Units (Month 2) = Units (Month 1) * (1 + Growth Rate)

Revenue = Units Sold * Unit Price

Cost = Units Sold * Unit Cost

Profit = Total Revenue – Total Cost

Key Concepts

Understanding these terms is key:

  • Unit Price: How much you sell one item for.
  • Unit Cost (COGS): The *direct* cost to produce or acquire one item.
  • Contribution Margin: (Price – Cost). This is the profit you make on each unit sold.

Frequently Asked Questions

What should I include in “Unit Cost”?

Only include your **Cost of Goods Sold (COGS)**. These are the *direct* costs of one unit.
• For a product: raw materials, manufacturing labor, packaging.
• For a service: software costs, direct labor for that client.

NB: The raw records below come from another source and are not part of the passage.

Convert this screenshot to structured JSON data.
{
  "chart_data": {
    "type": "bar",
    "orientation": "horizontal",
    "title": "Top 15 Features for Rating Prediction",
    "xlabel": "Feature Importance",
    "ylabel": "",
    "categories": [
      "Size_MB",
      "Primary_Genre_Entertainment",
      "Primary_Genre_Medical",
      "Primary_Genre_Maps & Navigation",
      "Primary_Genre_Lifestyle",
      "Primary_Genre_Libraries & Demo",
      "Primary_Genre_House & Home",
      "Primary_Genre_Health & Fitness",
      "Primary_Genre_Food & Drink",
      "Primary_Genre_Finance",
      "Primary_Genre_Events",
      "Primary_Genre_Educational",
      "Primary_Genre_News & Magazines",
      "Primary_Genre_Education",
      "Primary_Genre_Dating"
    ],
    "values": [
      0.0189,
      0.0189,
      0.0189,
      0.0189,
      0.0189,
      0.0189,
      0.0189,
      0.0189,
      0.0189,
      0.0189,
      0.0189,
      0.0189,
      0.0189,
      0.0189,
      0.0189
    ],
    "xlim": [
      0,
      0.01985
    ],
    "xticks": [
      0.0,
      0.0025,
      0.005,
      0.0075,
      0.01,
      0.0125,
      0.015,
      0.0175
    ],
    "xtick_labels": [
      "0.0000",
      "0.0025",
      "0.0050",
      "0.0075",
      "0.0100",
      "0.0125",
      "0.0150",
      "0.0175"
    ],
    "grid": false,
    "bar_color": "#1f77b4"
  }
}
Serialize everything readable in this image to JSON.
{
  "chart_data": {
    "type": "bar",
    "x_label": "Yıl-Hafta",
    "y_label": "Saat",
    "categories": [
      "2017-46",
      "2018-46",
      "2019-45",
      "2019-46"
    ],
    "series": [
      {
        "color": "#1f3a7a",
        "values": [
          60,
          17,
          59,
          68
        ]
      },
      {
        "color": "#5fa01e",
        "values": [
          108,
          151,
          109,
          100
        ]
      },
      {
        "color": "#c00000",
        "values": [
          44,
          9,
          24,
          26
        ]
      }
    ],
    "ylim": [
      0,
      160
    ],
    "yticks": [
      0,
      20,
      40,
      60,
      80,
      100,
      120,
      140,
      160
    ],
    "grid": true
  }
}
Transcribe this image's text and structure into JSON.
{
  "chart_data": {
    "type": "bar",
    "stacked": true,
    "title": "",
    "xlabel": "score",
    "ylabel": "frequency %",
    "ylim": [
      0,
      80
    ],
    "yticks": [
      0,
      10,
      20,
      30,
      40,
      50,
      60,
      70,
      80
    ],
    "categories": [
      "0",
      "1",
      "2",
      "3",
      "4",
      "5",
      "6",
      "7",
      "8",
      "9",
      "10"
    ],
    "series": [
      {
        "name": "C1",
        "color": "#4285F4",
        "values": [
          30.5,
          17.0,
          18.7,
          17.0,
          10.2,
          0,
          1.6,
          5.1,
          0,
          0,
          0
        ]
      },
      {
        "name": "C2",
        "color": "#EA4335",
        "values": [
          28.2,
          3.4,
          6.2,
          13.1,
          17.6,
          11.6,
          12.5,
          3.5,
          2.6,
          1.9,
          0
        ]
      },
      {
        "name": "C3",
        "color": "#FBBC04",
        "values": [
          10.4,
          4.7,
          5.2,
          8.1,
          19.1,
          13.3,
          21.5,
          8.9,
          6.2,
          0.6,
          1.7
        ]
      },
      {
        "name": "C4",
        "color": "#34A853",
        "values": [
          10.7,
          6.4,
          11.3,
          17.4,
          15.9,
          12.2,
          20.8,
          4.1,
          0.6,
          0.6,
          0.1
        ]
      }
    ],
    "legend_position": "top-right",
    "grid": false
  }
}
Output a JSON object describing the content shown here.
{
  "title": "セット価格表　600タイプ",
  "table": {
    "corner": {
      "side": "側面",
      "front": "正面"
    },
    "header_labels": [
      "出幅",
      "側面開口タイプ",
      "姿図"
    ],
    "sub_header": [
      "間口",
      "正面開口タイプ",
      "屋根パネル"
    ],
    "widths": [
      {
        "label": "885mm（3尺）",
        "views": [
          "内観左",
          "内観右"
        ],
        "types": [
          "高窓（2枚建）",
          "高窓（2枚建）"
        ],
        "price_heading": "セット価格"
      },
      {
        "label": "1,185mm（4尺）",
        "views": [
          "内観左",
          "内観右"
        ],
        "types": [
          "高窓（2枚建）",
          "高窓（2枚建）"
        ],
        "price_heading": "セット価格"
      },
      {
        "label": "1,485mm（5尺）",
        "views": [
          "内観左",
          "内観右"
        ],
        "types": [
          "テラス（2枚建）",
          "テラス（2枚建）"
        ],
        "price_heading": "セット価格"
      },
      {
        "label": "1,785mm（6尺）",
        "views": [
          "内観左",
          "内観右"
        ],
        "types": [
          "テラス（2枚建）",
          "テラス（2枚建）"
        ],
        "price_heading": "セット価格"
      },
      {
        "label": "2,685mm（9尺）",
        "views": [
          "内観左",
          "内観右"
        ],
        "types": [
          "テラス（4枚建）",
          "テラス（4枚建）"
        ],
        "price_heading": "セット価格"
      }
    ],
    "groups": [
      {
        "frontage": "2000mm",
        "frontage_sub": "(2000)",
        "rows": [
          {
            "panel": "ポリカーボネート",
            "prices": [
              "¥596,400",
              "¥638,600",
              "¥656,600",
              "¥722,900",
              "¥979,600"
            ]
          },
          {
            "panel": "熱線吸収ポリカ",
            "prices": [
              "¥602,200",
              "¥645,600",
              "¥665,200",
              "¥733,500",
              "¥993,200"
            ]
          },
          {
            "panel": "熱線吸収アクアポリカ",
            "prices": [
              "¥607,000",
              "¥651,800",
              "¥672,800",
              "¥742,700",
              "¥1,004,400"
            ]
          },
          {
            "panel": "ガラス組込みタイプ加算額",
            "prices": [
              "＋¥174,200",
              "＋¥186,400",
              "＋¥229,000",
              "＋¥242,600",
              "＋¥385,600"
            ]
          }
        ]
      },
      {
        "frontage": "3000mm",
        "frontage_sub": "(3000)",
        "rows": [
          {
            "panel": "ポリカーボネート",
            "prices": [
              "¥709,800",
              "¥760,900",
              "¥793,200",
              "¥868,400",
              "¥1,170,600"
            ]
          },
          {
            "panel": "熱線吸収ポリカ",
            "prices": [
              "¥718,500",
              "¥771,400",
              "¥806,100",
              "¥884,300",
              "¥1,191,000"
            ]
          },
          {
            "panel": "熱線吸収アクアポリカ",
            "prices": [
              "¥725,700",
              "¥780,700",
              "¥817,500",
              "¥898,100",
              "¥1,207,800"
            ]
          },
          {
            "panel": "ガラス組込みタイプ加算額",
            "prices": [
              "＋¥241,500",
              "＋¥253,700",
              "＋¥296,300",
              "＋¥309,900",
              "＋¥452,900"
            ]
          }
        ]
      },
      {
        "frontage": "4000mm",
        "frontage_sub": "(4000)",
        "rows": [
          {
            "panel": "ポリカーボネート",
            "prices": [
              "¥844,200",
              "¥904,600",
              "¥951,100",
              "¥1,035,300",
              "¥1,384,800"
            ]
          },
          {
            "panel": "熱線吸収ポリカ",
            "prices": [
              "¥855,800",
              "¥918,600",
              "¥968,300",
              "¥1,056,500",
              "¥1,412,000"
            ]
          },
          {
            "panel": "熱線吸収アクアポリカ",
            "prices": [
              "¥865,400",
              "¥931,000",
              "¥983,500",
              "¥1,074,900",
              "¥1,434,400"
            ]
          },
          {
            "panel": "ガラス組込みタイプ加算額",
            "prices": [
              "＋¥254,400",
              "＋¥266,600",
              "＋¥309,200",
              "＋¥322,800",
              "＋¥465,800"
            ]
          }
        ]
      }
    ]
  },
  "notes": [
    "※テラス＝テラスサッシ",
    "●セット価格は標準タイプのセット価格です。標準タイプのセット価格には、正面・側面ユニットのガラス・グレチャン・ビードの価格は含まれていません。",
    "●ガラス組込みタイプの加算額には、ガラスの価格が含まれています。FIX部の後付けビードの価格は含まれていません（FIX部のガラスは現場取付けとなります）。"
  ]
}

Do *not* include fixed costs like rent, marketing, or your own salary. This calculator is for modeling sales profit, not total business profit.

What is a “good” monthly growth rate?

This varies wildly. A venture-backed startup might aim for 10-20% *month-over-month* growth. A stable small business might be happy with 5-10% *year-over-year* growth (which is less than 1% per month).

A good starting point is to be realistic. A 5% monthly growth rate is strong and sustainable, doubling your business in about 14 months.